Ingredients

The following ingredients have 2 Servings
  • 2 6-inch pitas, halved
  • 4 tablespoons olive oil (divided)
  • 12 ounces cremini or white button mushrooms (trimmed and sliced)
  • 1/2 large (sweet onion, thinly sliced)
  • 2 cloves garlic (minced)
  • 1 large red (or yellow bell pepper, cored, seeded and cut into 1-inch pieces)
  • 1 large green bell pepper (cored, seeded and cut into 1-inch pieces)
  • Salt and freshly ground black pepper
  • 2 teaspoons balsamic vinegar
  • 4 slices Muenster cheese
  • Sliced tomato
  • Lettuce

Instruction

  • Preheat the oven to 200°F. Crumple a sheet of parchment paper into a ball, unfold it and run it under cool water.
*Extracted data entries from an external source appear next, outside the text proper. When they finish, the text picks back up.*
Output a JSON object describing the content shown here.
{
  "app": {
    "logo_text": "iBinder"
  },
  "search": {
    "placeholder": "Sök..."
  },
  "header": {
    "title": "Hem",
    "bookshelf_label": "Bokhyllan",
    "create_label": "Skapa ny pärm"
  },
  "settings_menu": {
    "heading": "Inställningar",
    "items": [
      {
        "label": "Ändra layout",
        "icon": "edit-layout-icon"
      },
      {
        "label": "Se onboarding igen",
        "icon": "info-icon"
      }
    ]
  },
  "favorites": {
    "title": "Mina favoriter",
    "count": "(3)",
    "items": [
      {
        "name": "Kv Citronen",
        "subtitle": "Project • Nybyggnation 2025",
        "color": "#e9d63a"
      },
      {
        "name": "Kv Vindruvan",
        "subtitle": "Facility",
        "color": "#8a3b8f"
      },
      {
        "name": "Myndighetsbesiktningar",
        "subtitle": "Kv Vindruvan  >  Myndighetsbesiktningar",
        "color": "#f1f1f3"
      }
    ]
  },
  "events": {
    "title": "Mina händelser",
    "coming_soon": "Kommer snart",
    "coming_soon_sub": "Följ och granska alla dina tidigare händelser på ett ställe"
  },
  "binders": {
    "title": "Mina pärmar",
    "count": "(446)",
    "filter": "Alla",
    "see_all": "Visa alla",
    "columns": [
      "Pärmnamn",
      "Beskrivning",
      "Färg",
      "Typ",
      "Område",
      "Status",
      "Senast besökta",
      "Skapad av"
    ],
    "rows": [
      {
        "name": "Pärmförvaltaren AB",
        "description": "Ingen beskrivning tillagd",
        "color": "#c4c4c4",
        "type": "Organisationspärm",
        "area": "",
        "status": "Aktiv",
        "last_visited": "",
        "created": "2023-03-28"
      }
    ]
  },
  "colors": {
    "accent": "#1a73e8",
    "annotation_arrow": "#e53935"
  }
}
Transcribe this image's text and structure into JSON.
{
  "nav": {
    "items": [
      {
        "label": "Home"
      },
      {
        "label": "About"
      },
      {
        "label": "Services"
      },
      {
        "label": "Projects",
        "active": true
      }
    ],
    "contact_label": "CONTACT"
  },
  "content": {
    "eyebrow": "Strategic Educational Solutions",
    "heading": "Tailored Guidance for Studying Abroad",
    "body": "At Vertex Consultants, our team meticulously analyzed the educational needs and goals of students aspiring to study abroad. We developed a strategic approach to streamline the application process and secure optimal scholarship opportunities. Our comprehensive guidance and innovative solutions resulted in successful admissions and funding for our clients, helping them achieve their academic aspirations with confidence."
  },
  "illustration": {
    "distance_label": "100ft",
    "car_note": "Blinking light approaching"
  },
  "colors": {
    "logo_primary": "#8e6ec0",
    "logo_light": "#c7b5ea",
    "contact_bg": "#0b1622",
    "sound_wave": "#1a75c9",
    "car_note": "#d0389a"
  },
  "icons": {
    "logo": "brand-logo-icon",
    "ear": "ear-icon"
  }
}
Shake off the excess, wrap the pita bread tightly and place it in the oven, seam side down.
  • Heat 2 tablespoons of the olive oil in a large pan over medium-high heat. Add the mushrooms and sauté until any liquid they give off has evaporated and they start to brown, 4 to 5 minutes.
  • Season to taste with salt and pepper, and using a slotted spoon, transfer to a plate and set aside.
  • Return the pan to the stove over medium heat and add the remaining oil. Add the onion and sauté until soft and translucent, 4 to 5 minutes, then add the garlic and cook until fragrant, 1 minute more.
  • Add the peppers and sauté until tender, 4 to 5 minutes. Season with salt and pepper and drizzle with balsamic vinegar.
  • Return the mushrooms to the pan and reduce the heat to medium-low.
  • Distribute the vegetables evenly over the bottom of the pan and cover with slices of cheese. Cover the pan and allow the cheese to melt slowly.
  • Remove the pitas from the oven, cut each in half and spoon in a portion of the veggie-cheese mixture.
  • Add lettuce and sliced tomatoes and serve immediately.